Every year lately, during the Christmas holidays, I go back to Portland where I spent my years in college. I go to check in with my old coach’s wife, his daughter, and with my best friend from the time in school.
The coach has long been gone but his wife, a grandmother many times over, perseveres. Over tea and cake in the family home in the comfortable Eastmoreland neighborhood next to the college, she pulls out her old recipe book.
From a Croatian fishing family in the Pacific Northwest, she tells of the homemade wine her father used to make. In the cookbook is the combination of grapes used to make the wine. Under the recipe is a story about her uncles stomping the grapes in a bathtub.
We will come back to the wine. Because the daughter Joanne has worked to keep a tie to the land of her forbears. So she learned Croatian and applied for citizenship.
She told us about the gruff Croatian consul in Los Angeles who first refused to make an appointment, as was his policy, but relented when she explained that she was coming from a long distance.
He then helped her when she could not remember one of the Croatian words on her language proficiency test.
So she now has dual citizenship. And with her new Croatian passport, she traveled to Dubrovnik, where her uncle gave her a jug of homemade red wine.
She asked him how it is made.
“From grapes,” he answered.
She persisted. How was it fermented.
He held up his hands, as she tells the story, and rotated them. “From the air all around,” he said.
Having struggled with making wine, I knew what he meant. He relies on natural yeasts from the region to act as the fermenting agent.
The general practice in the U.S. is to kill all the natural yeasts by putting sulfide powder into the juice from the grapes, and then inserting yeast from another package. It is also the practice to add malolactic acid, which helps give the wine its bouquet.
The unfortunate result, in Joanne’s case, is that she has a strong allergic reaction to red wine, including shortness of breath.
But, presented with her uncle’s red wine in Dubrovnik, she was determined to be able to tell him she had tried it. Despite any reaction that might ensue.
Lo and behold, there was none. She drank the wine and was fine.
There is a lesson in that.
Similar to the one learned by my sister who has become in the last few years, like so many here, intolerant of wheat flour.
On a trip to France a few years ago, she, like Joanne with her uncle’s wine, was determined to eat a French baguette, a pillar of the French national culture.
She ate a baguette and, no reaction, she was fine.
So I recently sent an article to an old family friend in Brittany’s capital Rennes about the fact that the French are now buying baguettes from vending machines.
Françoise replied, “Pas de panique!”
She reassured me that in extremis the French would buy bread from a machine, but that, with some attrition, the boulangeries are still alive and well in France.
She then wrote an exposition of the recent history of the French baguette.
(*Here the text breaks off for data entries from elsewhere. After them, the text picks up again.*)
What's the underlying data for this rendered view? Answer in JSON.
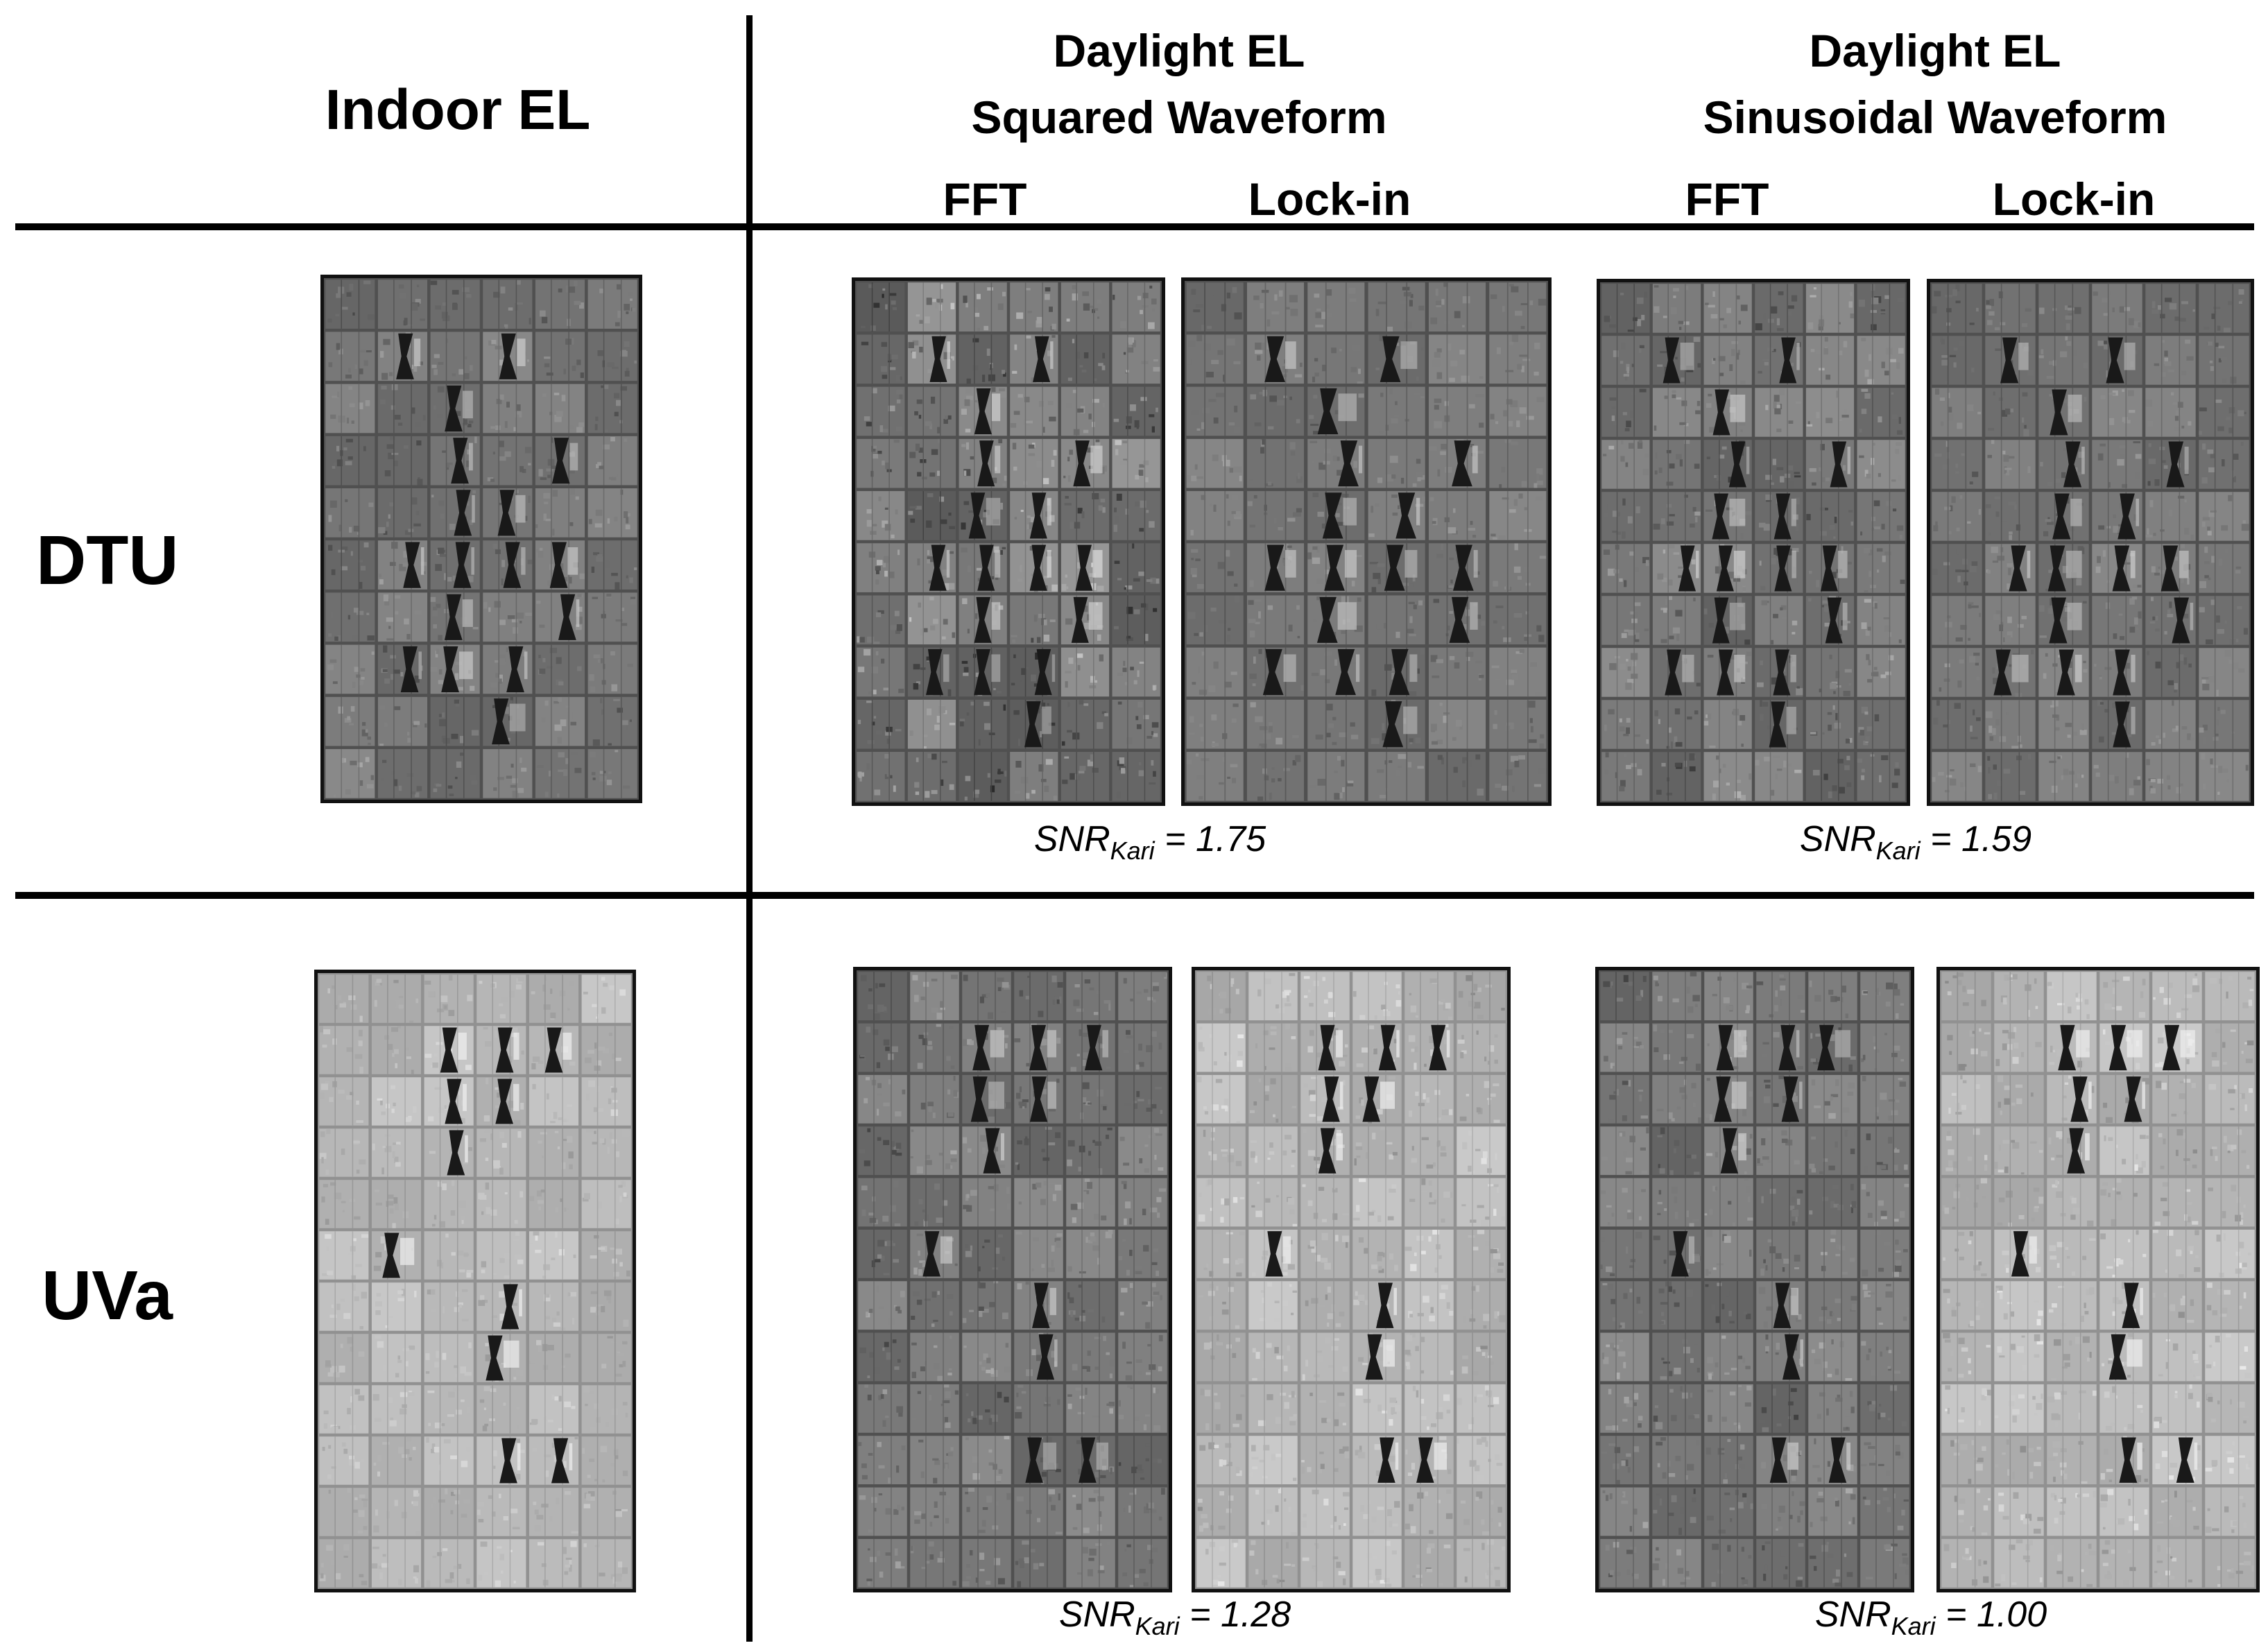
{
  "headers": {
    "indoor": "Indoor EL",
    "group_square_line1": "Daylight EL",
    "group_square_line2": "Squared Waveform",
    "group_sine_line1": "Daylight EL",
    "group_sine_line2": "Sinusoidal Waveform",
    "sq_fft": "FFT",
    "sq_lockin": "Lock-in",
    "sin_fft": "FFT",
    "sin_lockin": "Lock-in"
  },
  "rows": {
    "dtu": "DTU",
    "uva": "UVa"
  },
  "snr": {
    "label": "SNR",
    "subscript": "Kari",
    "dtu_square": "= 1.75",
    "dtu_sine": "= 1.59",
    "uva_square": "= 1.28",
    "uva_sine": "= 1.00"
  },
  "colors": {
    "dtu_base": "#7a7a7a",
    "uva_base": "#b8b8b8",
    "grid_dark": "#2a2a2a"
  }
}
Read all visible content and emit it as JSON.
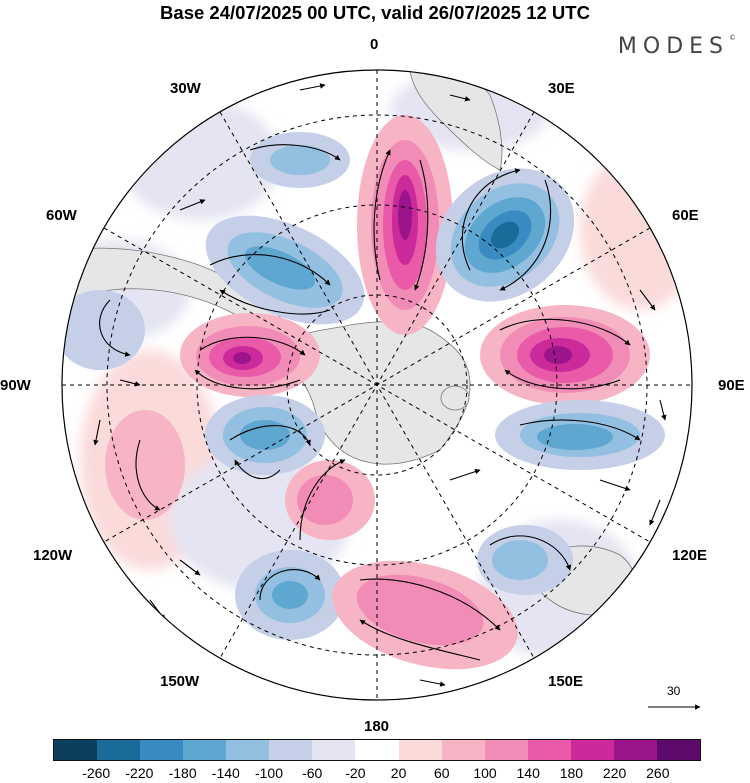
{
  "title": "Base 24/07/2025 00 UTC, valid 26/07/2025 12 UTC",
  "brand": "MODES",
  "brand_mark": "©",
  "longitude_labels": {
    "top": "0",
    "bottom": "180",
    "left": "90W",
    "right": "90E",
    "nw1": "30W",
    "nw2": "60W",
    "ne1": "30E",
    "ne2": "60E",
    "sw1": "120W",
    "sw2": "150W",
    "se1": "120E",
    "se2": "150E"
  },
  "vector_scale": {
    "label": "30"
  },
  "colorbar": {
    "colors": [
      "#0c3e5e",
      "#1a6a9a",
      "#3a8bc1",
      "#5ea7d0",
      "#93bfe0",
      "#c5cfe8",
      "#e4e4f2",
      "#ffffff",
      "#fbdada",
      "#f6b4c4",
      "#f08cb6",
      "#e95aa8",
      "#cc2a9b",
      "#9c148c",
      "#5c0b6c"
    ],
    "tick_labels": [
      "-260",
      "-220",
      "-180",
      "-140",
      "-100",
      "-60",
      "-20",
      "20",
      "60",
      "100",
      "140",
      "180",
      "220",
      "260"
    ]
  },
  "chart_data": {
    "type": "map",
    "projection": "south polar stereographic",
    "field": "shaded anomaly with wind vectors",
    "contour_levels": [
      -260,
      -220,
      -180,
      -140,
      -100,
      -60,
      -20,
      20,
      60,
      100,
      140,
      180,
      220,
      260
    ],
    "anomaly_centers": [
      {
        "sign": "positive",
        "longitude": "0",
        "value": 260
      },
      {
        "sign": "negative",
        "longitude": "30E",
        "value": -220
      },
      {
        "sign": "positive",
        "longitude": "90E",
        "value": 260
      },
      {
        "sign": "negative",
        "longitude": "110E",
        "value": -140
      },
      {
        "sign": "positive",
        "longitude": "60W-90W",
        "value": 260
      },
      {
        "sign": "negative",
        "longitude": "45W",
        "value": -140
      },
      {
        "sign": "negative",
        "longitude": "120W",
        "value": -140
      },
      {
        "sign": "positive",
        "longitude": "160W",
        "value": 100
      },
      {
        "sign": "positive",
        "longitude": "165E",
        "value": 140
      },
      {
        "sign": "negative",
        "longitude": "150W",
        "value": -140
      }
    ]
  }
}
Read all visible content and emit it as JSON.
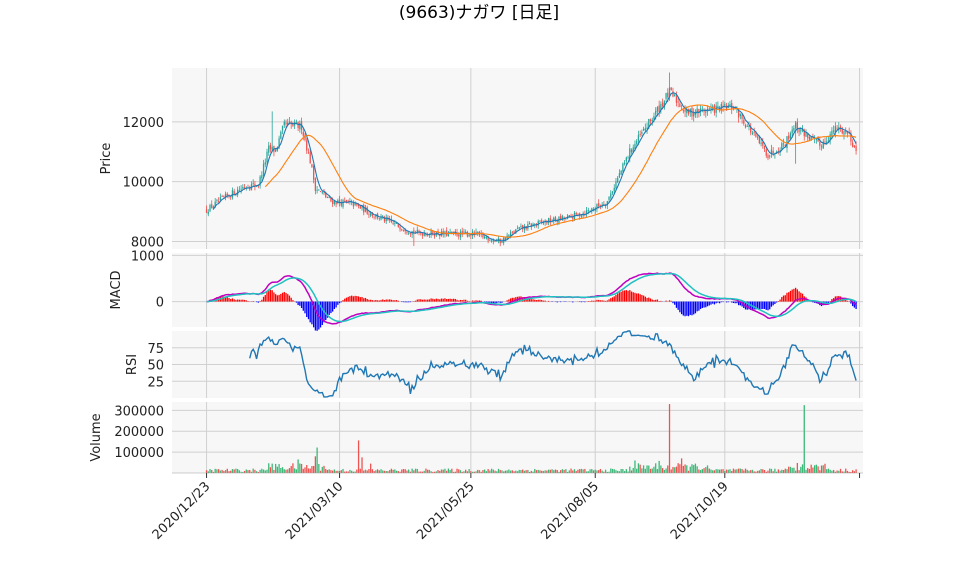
{
  "title": "(9663)ナガワ  [日足]",
  "colors": {
    "up": "#26a69a",
    "down": "#ef5350",
    "sma_short": "#1f77b4",
    "sma_long": "#ff7f0e",
    "macd": "#c000c0",
    "signal": "#20c0c0",
    "hist_pos": "#ff0000",
    "hist_neg": "#0000ff",
    "rsi": "#1f77b4",
    "vol_up": "#3cb878",
    "vol_down": "#ef5350"
  },
  "chart_data": {
    "type": "candlestick",
    "x_ticks": [
      "2020/12/23",
      "2021/03/10",
      "2021/05/25",
      "2021/08/05",
      "2021/10/19"
    ],
    "x_tick_days": [
      0,
      77,
      153,
      225,
      300
    ],
    "x_range_days": [
      -20,
      380
    ],
    "last_day": 376,
    "price": {
      "ylabel": "Price",
      "yticks": [
        8000,
        10000,
        12000
      ],
      "ylim": [
        7750,
        13800
      ],
      "keypoints": [
        [
          0,
          9050
        ],
        [
          10,
          9450
        ],
        [
          22,
          9850
        ],
        [
          30,
          9900
        ],
        [
          36,
          11100
        ],
        [
          40,
          11050
        ],
        [
          45,
          11900
        ],
        [
          55,
          11850
        ],
        [
          60,
          10700
        ],
        [
          63,
          9800
        ],
        [
          72,
          9350
        ],
        [
          85,
          9250
        ],
        [
          100,
          8800
        ],
        [
          120,
          8300
        ],
        [
          140,
          8250
        ],
        [
          155,
          8250
        ],
        [
          170,
          8000
        ],
        [
          180,
          8400
        ],
        [
          195,
          8650
        ],
        [
          210,
          8800
        ],
        [
          220,
          9000
        ],
        [
          232,
          9350
        ],
        [
          245,
          11000
        ],
        [
          268,
          13000
        ],
        [
          278,
          12300
        ],
        [
          290,
          12400
        ],
        [
          305,
          12500
        ],
        [
          315,
          11700
        ],
        [
          325,
          10900
        ],
        [
          335,
          11300
        ],
        [
          340,
          11900
        ],
        [
          355,
          11200
        ],
        [
          365,
          11800
        ],
        [
          372,
          11600
        ],
        [
          376,
          11000
        ]
      ],
      "sma_short_period": 5,
      "sma_long_period": 25
    },
    "macd": {
      "ylabel": "MACD",
      "yticks": [
        0,
        1000
      ],
      "ylim": [
        -550,
        1050
      ]
    },
    "rsi": {
      "ylabel": "RSI",
      "yticks": [
        25,
        50,
        75
      ],
      "ylim": [
        0,
        100
      ]
    },
    "volume": {
      "ylabel": "Volume",
      "yticks": [
        100000,
        200000,
        300000
      ],
      "tick_labels": [
        "100000",
        "200000",
        "300000"
      ],
      "ylim": [
        0,
        340000
      ],
      "baseline": 12000,
      "spikes": [
        [
          38,
          45000,
          "up"
        ],
        [
          53,
          65000,
          "up"
        ],
        [
          63,
          80000,
          "down"
        ],
        [
          64,
          122000,
          "up"
        ],
        [
          88,
          156000,
          "down"
        ],
        [
          90,
          75000,
          "down"
        ],
        [
          95,
          45000,
          "down"
        ],
        [
          248,
          60000,
          "up"
        ],
        [
          268,
          330000,
          "down"
        ],
        [
          262,
          58000,
          "up"
        ],
        [
          275,
          70000,
          "down"
        ],
        [
          281,
          42000,
          "up"
        ],
        [
          346,
          325000,
          "up"
        ],
        [
          342,
          48000,
          "down"
        ],
        [
          350,
          40000,
          "down"
        ]
      ]
    }
  }
}
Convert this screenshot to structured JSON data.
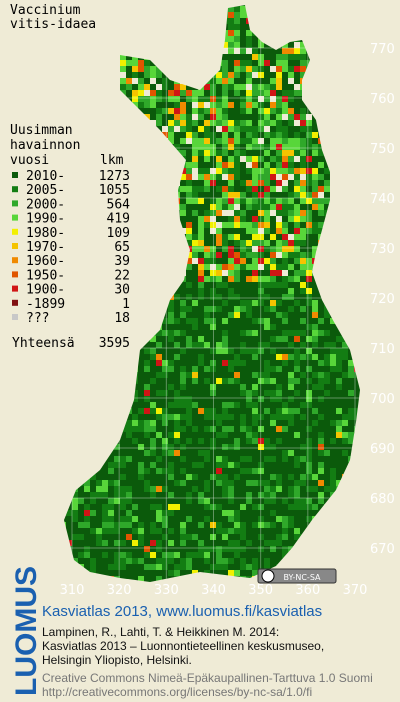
{
  "title": [
    "Vaccinium",
    "vitis-idaea"
  ],
  "legend": {
    "heading": [
      "Uusimman",
      "havainnon",
      "vuosi"
    ],
    "count_heading": "lkm",
    "entries": [
      {
        "label": "2010-",
        "count": 1273,
        "color": "#0b5a0b"
      },
      {
        "label": "2005-",
        "count": 1055,
        "color": "#137d13"
      },
      {
        "label": "2000-",
        "count": 564,
        "color": "#2fa82a"
      },
      {
        "label": "1990-",
        "count": 419,
        "color": "#58d63a"
      },
      {
        "label": "1980-",
        "count": 109,
        "color": "#f2f000"
      },
      {
        "label": "1970-",
        "count": 65,
        "color": "#f5c400"
      },
      {
        "label": "1960-",
        "count": 39,
        "color": "#f08a00"
      },
      {
        "label": "1950-",
        "count": 22,
        "color": "#e05500"
      },
      {
        "label": "1900-",
        "count": 30,
        "color": "#d01515"
      },
      {
        "label": "-1899",
        "count": 1,
        "color": "#801010"
      },
      {
        "label": "???",
        "count": 18,
        "color": "#c8c8c8"
      }
    ],
    "total_label": "Yhteensä",
    "total": 3595
  },
  "map": {
    "yticks": [
      770,
      760,
      750,
      740,
      730,
      720,
      710,
      700,
      690,
      680,
      670
    ],
    "xticks": [
      310,
      320,
      330,
      340,
      350,
      360,
      370
    ]
  },
  "license_badge": "BY-NC-SA",
  "logo": "LUOMUS",
  "footer": {
    "title": "Kasviatlas 2013, www.luomus.fi/kasviatlas",
    "citation": [
      "Lampinen, R., Lahti, T. & Heikkinen M. 2014:",
      "Kasviatlas 2013 – Luonnontieteellinen keskusmuseo,",
      "Helsingin Yliopisto, Helsinki."
    ],
    "license": [
      "Creative Commons Nimeä-Epäkaupallinen-Tarttuva 1.0 Suomi",
      "http://creativecommons.org/licenses/by-nc-sa/1.0/fi"
    ]
  }
}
After the “hyper-sélection” of white flour “pour la productivité,” she said, the French too had seen a surge in gluten intolerance.
But there had also been a market reaction returning to artisanal methods for making baguettes, while recovering and using ancient strains of wheat.
The French culture with its hyper-attention to food quality had found a way to get back to a good and healthy baguette.
The irony in all of it is that the wine I am making with a friend, with full control over the ingredients, is causing a slight reaction among some friends — don’t know why.
So maybe we should return to the old ways and take a chance on the wild yeast of the SoCal terroir. Although that may bring an arrière-goût of brush fire and freeway, rather than blackberrry and currant. We’ll see.
The visit to Portland wound up with a glass of Christmas beer in a pub on the way to the airport. Friendships had been refreshed, holiday rituals observed, and, on the plane home, I would get a chance to ponder and perhaps to sleep.